Example - I want to organize my books/photos/music etc. in directories, in order to be able to use the same structure across various devices (some of them can have very different semantic approaches, not compatible tagging and etc.). Directory structure remains one solid interoperable organization approach since filesystem abstraction is virtually the same across most OSes (especially POSIX ones).
So, I need to be able to easily do the following:
1. Creating / deleting directories.
2. Moving files / directories to another directory.
3. Renaming files / directories.
4. Creating files knowing which directory they go to after the creation.

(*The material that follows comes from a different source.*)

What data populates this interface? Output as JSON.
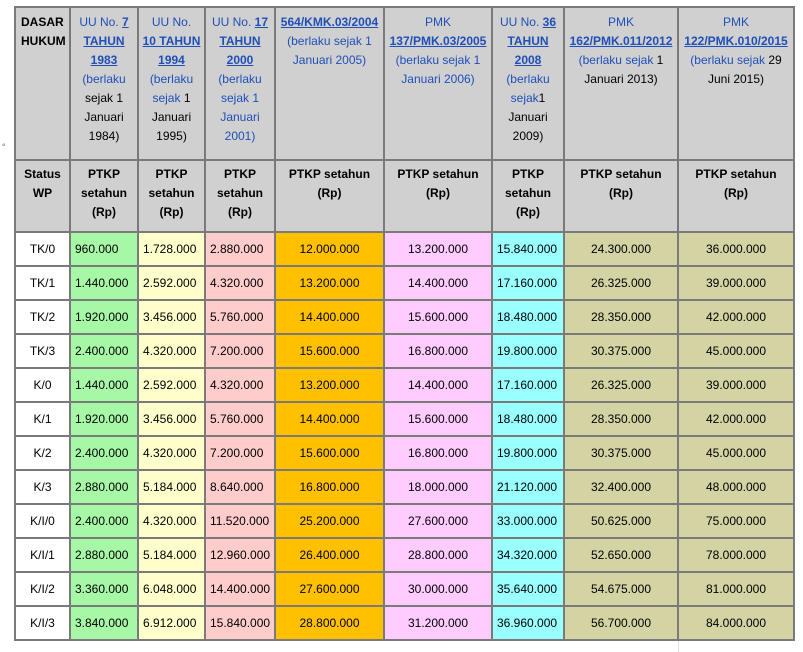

Doing search on directory name to access it in the interface sounds rather awkward to me and very non optimal from usability perspective. I'd prefer just to ssh to the device from another computer and move stuff in the terminal, rather doing the above. You once noted, that device is supposed to be for the user (make play live) and not forcing user into some predefined consuming mode. It means there should be no artificially imposed deficiencies which hinder the workflow. Usual KDE approach (at least on the desktop) differed from Gnome in a sense that KDE didn't dictate "the right way" forcing all users either to bend or to leave. Rather KDE offered some sensible (from designers' perspective) defaults, with giving an option to do things differently, if there is a real need for it. I consider it a major plus for user friendliness in KDE. Why should Plasma Active be devoid of the same user treating.
So the way I see it - Files should offer both modes with easy way to switch between them. Triggering filesystem view mode using Search method doesn't sound normal at all.